P.S. My ancestors are from the Netherlands. I always view their liberal socialistic policies with both horror and awe.

audible said...

Crementaion is the norm in Japan, for people and pets. A little white van will come to your house, pick up your pet and produce a tidy container of ashes for your display or disposal.

Senor Caiman said...


Sorry to hear about Ewok.

Ewok is in a better place.

Hans said...

My ancestors are from Scandinavia so I guess that means while your playing lawyer trying to determine if you get into heaven, have to spend time in purgatory or you’re on a straight trip to hell. I’ll be joining my kin in the Halls of Valhalla. Where I’ll get to fight along side Odin in his battle against the Giants every day and feast on boar and mead every night. Good times, Good times.

The Lazy Iguana said...

Disney is not frozen. It is an urban legend.

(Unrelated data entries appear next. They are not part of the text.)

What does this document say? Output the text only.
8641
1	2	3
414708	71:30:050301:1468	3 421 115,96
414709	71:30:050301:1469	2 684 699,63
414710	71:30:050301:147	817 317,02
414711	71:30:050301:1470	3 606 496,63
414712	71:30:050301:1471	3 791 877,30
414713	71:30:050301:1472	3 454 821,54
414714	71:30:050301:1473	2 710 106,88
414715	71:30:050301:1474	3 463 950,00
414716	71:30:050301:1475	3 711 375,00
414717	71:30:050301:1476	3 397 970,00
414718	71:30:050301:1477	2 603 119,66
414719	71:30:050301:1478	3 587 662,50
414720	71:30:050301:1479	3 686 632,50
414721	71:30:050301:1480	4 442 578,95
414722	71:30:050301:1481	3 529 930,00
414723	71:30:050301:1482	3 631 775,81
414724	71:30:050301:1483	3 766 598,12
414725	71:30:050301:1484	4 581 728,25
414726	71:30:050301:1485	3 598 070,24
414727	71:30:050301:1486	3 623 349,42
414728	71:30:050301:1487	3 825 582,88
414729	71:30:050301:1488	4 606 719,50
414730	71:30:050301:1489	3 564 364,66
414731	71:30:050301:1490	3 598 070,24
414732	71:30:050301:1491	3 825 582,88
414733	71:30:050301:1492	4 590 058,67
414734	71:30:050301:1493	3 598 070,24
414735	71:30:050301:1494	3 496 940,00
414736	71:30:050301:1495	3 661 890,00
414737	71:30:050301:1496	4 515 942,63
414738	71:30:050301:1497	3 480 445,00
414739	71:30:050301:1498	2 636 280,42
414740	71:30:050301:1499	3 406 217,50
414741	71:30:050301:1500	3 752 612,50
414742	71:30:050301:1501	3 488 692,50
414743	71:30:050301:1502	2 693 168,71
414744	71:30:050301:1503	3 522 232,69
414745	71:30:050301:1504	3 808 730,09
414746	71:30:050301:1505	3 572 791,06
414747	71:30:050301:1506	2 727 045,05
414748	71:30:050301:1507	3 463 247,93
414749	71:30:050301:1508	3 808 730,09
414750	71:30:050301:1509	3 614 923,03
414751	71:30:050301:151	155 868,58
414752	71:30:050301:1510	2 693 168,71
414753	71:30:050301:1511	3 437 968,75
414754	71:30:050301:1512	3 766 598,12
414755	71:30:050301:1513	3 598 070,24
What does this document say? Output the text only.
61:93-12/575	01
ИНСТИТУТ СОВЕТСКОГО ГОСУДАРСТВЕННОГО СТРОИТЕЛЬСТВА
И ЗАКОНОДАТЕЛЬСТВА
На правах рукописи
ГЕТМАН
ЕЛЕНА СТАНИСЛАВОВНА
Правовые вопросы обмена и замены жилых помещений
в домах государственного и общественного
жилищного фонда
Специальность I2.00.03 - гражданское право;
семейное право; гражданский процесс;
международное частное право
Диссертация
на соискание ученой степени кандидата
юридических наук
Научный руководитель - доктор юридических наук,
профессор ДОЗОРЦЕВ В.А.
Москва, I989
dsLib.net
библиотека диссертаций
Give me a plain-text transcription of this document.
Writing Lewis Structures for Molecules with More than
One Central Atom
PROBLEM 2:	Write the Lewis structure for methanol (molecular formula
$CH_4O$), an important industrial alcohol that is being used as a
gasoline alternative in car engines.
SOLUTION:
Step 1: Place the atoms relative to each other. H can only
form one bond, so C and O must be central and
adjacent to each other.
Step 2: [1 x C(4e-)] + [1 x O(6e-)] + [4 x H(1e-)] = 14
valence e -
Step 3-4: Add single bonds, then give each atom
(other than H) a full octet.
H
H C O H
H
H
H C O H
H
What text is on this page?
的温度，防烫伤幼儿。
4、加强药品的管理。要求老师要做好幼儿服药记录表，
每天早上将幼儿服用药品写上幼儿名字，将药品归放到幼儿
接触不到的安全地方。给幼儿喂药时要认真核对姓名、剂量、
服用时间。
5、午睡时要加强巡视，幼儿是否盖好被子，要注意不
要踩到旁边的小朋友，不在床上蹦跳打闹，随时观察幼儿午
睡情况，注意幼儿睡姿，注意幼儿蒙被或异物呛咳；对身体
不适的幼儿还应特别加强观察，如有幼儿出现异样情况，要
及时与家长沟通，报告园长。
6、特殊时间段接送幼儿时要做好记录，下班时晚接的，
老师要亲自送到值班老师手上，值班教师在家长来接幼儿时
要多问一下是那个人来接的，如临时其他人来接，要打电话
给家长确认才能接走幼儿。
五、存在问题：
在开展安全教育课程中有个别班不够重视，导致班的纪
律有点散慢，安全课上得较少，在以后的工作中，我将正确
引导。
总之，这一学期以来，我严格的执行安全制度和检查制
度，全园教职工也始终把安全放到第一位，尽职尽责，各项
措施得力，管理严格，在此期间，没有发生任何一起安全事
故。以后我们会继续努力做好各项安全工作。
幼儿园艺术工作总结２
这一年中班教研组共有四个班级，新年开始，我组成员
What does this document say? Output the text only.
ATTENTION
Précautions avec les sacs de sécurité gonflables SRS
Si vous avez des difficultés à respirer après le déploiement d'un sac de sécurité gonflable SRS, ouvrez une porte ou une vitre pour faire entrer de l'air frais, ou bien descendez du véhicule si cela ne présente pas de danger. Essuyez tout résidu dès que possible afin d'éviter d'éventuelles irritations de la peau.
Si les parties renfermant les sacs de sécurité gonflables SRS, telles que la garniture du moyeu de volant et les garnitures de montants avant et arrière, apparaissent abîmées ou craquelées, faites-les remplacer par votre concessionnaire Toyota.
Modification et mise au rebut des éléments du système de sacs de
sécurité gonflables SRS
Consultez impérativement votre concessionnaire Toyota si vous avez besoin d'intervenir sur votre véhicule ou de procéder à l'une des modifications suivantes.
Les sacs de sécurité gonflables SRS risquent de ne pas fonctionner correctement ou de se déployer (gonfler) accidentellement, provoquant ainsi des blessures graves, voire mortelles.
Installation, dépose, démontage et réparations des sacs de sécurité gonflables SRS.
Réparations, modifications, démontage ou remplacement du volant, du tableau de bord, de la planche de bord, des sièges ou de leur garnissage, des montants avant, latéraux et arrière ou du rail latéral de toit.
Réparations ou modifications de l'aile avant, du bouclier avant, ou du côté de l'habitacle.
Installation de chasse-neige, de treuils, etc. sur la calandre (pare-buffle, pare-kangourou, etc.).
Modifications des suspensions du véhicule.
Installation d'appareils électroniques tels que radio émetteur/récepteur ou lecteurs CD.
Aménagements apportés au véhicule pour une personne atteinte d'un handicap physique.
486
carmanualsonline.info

I had a chocolate lab that lived here for at least 16 years. It is a long time for a lab to live. The dog is buried in the backyard, along with a bunch of cats and a "west highland terrier".

Saur♥Kraut said...

Lazy Iguana, thanks for the correction! ;o) Yeah, I never got the movie "Pet Cemetary" when I was a kid. I was always wondering why anyone would be so lame to bury an animal anywhere other than the back yard. I understand there are laws against it in certain areas due to health considerations...?

Hans, Valhalla would, indeed, be a great deal of fun. Ever read the trilogy "The Complete Enchanter" by Pratt and DeCamp? You'd love it.

Senor Caiman, thank you, my friend. *hug*

Audible, really? Interesting!

green said...

I hate it when the time comes that a beloved family pet needs to be put down. Yes, it's sad but probably for the best as it sounds like Ewok was suffering a great deal.

I know you all will miss the dog terribly, but at least you have 15 years of memories to hold on to.

mckay said...

thanks for such a touching post. it brought back memories of my taking care of that task for my dad's dog. he couldn't bear to do it, so i told him i would. it was the hardest thing i'd ever done.

i wish someone had told me about giving the poor dog a sedative. i just assumed they would. the jerk of a vet didn't bother to warn me about anything. i saw my poor family dog have a violent reaction while full of fear.

i was shocked and felt horrible. of course, i didn't tell my dad any of that.